Night of the Comet is one of a long line of 80's horror films to feature middle-class, suburban youth facing some supernatural threat; adults serving as ineffectual, secondary characters. The camp of these films to which everyone makes mention is inherent in the fact that they are applying classical horror/sci-fi memes to a youth culture that, more than ever before, had become so self-absorbed as to be ignorant of even the most realistic of threats, let alone those from another world. Apt examples of this brand of filmmaking would be Night of the Creeps, The Gate, The Lost Boys, Monster Squad, Fright Night, or The Wraith. Night of the Comet takes this concept to the extreme by nuking all the adults and definitively taking them out of the equation. The distinguishing characteristic of Night of the Comet therefore becomes a literal interpretation of the non-influence of adults in these movies, and the protagonists being about as shallow and self-absorbed as one can get; living just as much for shopping as they do for working to reorganize a decimated society.

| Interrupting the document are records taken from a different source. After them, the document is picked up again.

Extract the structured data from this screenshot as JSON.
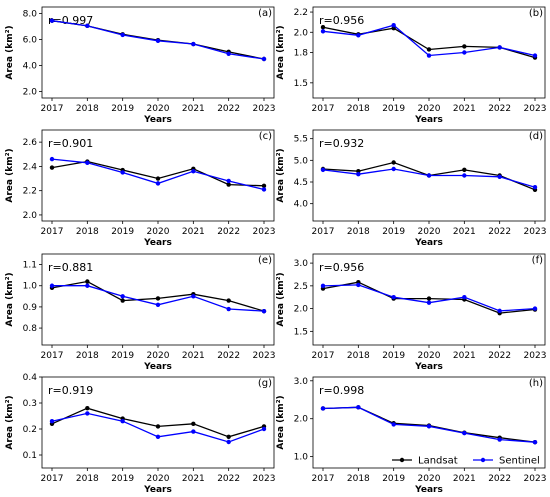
{
  "colors": {
    "landsat": "#000000",
    "sentinel": "#0000ff"
  },
  "chart_data": [
    {
      "type": "line",
      "panel": "(a)",
      "r": "r=0.997",
      "xlabel": "Years",
      "ylabel": "Area (km²)",
      "x": [
        "2017",
        "2018",
        "2019",
        "2020",
        "2021",
        "2022",
        "2023"
      ],
      "ylim": [
        1.5,
        8.5
      ],
      "yticks": [
        "2.0",
        "4.0",
        "6.0",
        "8.0"
      ],
      "ytick_values": [
        2,
        4,
        6,
        8
      ],
      "series": [
        {
          "name": "Landsat",
          "values": [
            7.45,
            7.05,
            6.4,
            5.95,
            5.65,
            5.05,
            4.5
          ]
        },
        {
          "name": "Sentinel",
          "values": [
            7.45,
            7.05,
            6.35,
            5.9,
            5.65,
            4.9,
            4.5
          ]
        }
      ]
    },
    {
      "type": "line",
      "panel": "(b)",
      "r": "r=0.956",
      "xlabel": "Years",
      "ylabel": "Area (km²)",
      "x": [
        "2017",
        "2018",
        "2019",
        "2020",
        "2021",
        "2022",
        "2023"
      ],
      "ylim": [
        1.35,
        2.25
      ],
      "yticks": [
        "1.5",
        "1.8",
        "2.0",
        "2.2"
      ],
      "ytick_values": [
        1.5,
        1.8,
        2.0,
        2.2
      ],
      "series": [
        {
          "name": "Landsat",
          "values": [
            2.05,
            1.98,
            2.04,
            1.83,
            1.86,
            1.85,
            1.75
          ]
        },
        {
          "name": "Sentinel",
          "values": [
            2.01,
            1.97,
            2.07,
            1.77,
            1.8,
            1.85,
            1.77
          ]
        }
      ]
    },
    {
      "type": "line",
      "panel": "(c)",
      "r": "r=0.901",
      "xlabel": "Years",
      "ylabel": "Area (km²)",
      "x": [
        "2017",
        "2018",
        "2019",
        "2020",
        "2021",
        "2022",
        "2023"
      ],
      "ylim": [
        1.95,
        2.7
      ],
      "yticks": [
        "2.0",
        "2.2",
        "2.4",
        "2.6"
      ],
      "ytick_values": [
        2.0,
        2.2,
        2.4,
        2.6
      ],
      "series": [
        {
          "name": "Landsat",
          "values": [
            2.39,
            2.44,
            2.37,
            2.3,
            2.38,
            2.25,
            2.24
          ]
        },
        {
          "name": "Sentinel",
          "values": [
            2.46,
            2.43,
            2.35,
            2.26,
            2.36,
            2.28,
            2.21
          ]
        }
      ]
    },
    {
      "type": "line",
      "panel": "(d)",
      "r": "r=0.932",
      "xlabel": "Years",
      "ylabel": "Area (km²)",
      "x": [
        "2017",
        "2018",
        "2019",
        "2020",
        "2021",
        "2022",
        "2023"
      ],
      "ylim": [
        3.6,
        5.7
      ],
      "yticks": [
        "4.0",
        "4.5",
        "5.0",
        "5.5"
      ],
      "ytick_values": [
        4.0,
        4.5,
        5.0,
        5.5
      ],
      "series": [
        {
          "name": "Landsat",
          "values": [
            4.8,
            4.75,
            4.95,
            4.65,
            4.78,
            4.65,
            4.32
          ]
        },
        {
          "name": "Sentinel",
          "values": [
            4.78,
            4.68,
            4.8,
            4.65,
            4.65,
            4.62,
            4.38
          ]
        }
      ]
    },
    {
      "type": "line",
      "panel": "(e)",
      "r": "r=0.881",
      "xlabel": "Years",
      "ylabel": "Area (km²)",
      "x": [
        "2017",
        "2018",
        "2019",
        "2020",
        "2021",
        "2022",
        "2023"
      ],
      "ylim": [
        0.72,
        1.15
      ],
      "yticks": [
        "0.8",
        "0.9",
        "1.0",
        "1.1"
      ],
      "ytick_values": [
        0.8,
        0.9,
        1.0,
        1.1
      ],
      "series": [
        {
          "name": "Landsat",
          "values": [
            0.99,
            1.02,
            0.93,
            0.94,
            0.96,
            0.93,
            0.88
          ]
        },
        {
          "name": "Sentinel",
          "values": [
            1.0,
            1.0,
            0.95,
            0.91,
            0.95,
            0.89,
            0.88
          ]
        }
      ]
    },
    {
      "type": "line",
      "panel": "(f)",
      "r": "r=0.956",
      "xlabel": "Years",
      "ylabel": "Area (km²)",
      "x": [
        "2017",
        "2018",
        "2019",
        "2020",
        "2021",
        "2022",
        "2023"
      ],
      "ylim": [
        1.2,
        3.2
      ],
      "yticks": [
        "1.5",
        "2.0",
        "2.5",
        "3.0"
      ],
      "ytick_values": [
        1.5,
        2.0,
        2.5,
        3.0
      ],
      "series": [
        {
          "name": "Landsat",
          "values": [
            2.44,
            2.58,
            2.22,
            2.22,
            2.2,
            1.9,
            1.98
          ]
        },
        {
          "name": "Sentinel",
          "values": [
            2.5,
            2.52,
            2.25,
            2.13,
            2.25,
            1.95,
            2.0
          ]
        }
      ]
    },
    {
      "type": "line",
      "panel": "(g)",
      "r": "r=0.919",
      "xlabel": "Years",
      "ylabel": "Area (km²)",
      "x": [
        "2017",
        "2018",
        "2019",
        "2020",
        "2021",
        "2022",
        "2023"
      ],
      "ylim": [
        0.05,
        0.4
      ],
      "yticks": [
        "0.1",
        "0.2",
        "0.3",
        "0.4"
      ],
      "ytick_values": [
        0.1,
        0.2,
        0.3,
        0.4
      ],
      "series": [
        {
          "name": "Landsat",
          "values": [
            0.22,
            0.28,
            0.24,
            0.21,
            0.22,
            0.17,
            0.21
          ]
        },
        {
          "name": "Sentinel",
          "values": [
            0.23,
            0.26,
            0.23,
            0.17,
            0.19,
            0.15,
            0.2
          ]
        }
      ]
    },
    {
      "type": "line",
      "panel": "(h)",
      "r": "r=0.998",
      "xlabel": "Years",
      "ylabel": "Area (km²)",
      "x": [
        "2017",
        "2018",
        "2019",
        "2020",
        "2021",
        "2022",
        "2023"
      ],
      "ylim": [
        0.7,
        3.1
      ],
      "yticks": [
        "1.0",
        "2.0",
        "3.0"
      ],
      "ytick_values": [
        1.0,
        2.0,
        3.0
      ],
      "legend": {
        "placement": "lower-right",
        "entries": [
          "Landsat",
          "Sentinel"
        ]
      },
      "series": [
        {
          "name": "Landsat",
          "values": [
            2.27,
            2.3,
            1.88,
            1.82,
            1.63,
            1.5,
            1.38
          ]
        },
        {
          "name": "Sentinel",
          "values": [
            2.27,
            2.3,
            1.85,
            1.8,
            1.62,
            1.45,
            1.38
          ]
        }
      ]
    }
  ]
}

That being said, I think the reason Night of the Comet works is that lead actresses Catherine Mary Stewart and Kelli Maroney manage to be selfish and superficial without being vapid or irritating. Stewart may be a valley girl with shopping on the brain but she is also spunky and funny with a knack for gaining the high score on Tempest and killer right cross. Maroney is a spoiled brat but one who clearly loves her older sister and who spits the films most memorable one-liners with masterful skill. We should hate these two manifestations of 80's excess but they manage (through wonderful performance and perfect direction) to be far too likable to spurn. I think therein lies the true genius of Night of the Comet.
The biggest problem I originally had with Night of the Comet, to which I had previously alluded, was the rather clunky pacing. The first half of the film breezes briskly through its major plot points; never missing a beat. But about the time the two girls finish their "trying on clothes" montage, of which 80's films are so fond, the film reaches a point that had previously marked my loss of interest. This would be the point where the mutant stock boys take them hostage and they are then rescued by the crazy scientists from the underground bunker in the desert. The fact that the film experiences a tonal shift at this point is incontrovertible, but what I came to realize in my second viewing is how much I enjoy the changeover. I actually think the vibe in the second half is similar to that of John Carpenter's They Live in that we have a bunch of sunglasses-wearing, alien-looking weirdos and an us vs. them assimilation device. The shift is indicative of the characters being far more cognizant of the mayhem around them and thus is a natural progression of the story.
The entertainment value of this film can not be overstated. We have cheerleaders with Uzis, zombie children, and a teen-aged girl gets punched in the face by her stepmother. All the elements for the perfect camp 80's film are in place and firing on all cylinders. It's clear that while writer/director Thom Eberhardt understood 80's youth culture, he was still bold enough to employ comedic timing that elevates the material to something far more clever than routine, cheap teen fluff. Also, I defy you to not quote at least one of Night of the Comet's signature lines as you leave the theater; including the film's one and only F bomb that is given the perfect setup and execution so as to not at all be wasted.
I'm not sure why, but I had expected a much more packed house for this one. That being said, those who were in attendance found no shortage of things to love about this film. The one-liners fired at us were greeted with some of the loudest laughter I have as yet heard. This is the perfect movie for Terror Tuesday. Night of the Comet strikes the perfect balance of nostalgic camp and legitimate craft to satisfy discerning palates and drunken pleasure-seekers alike.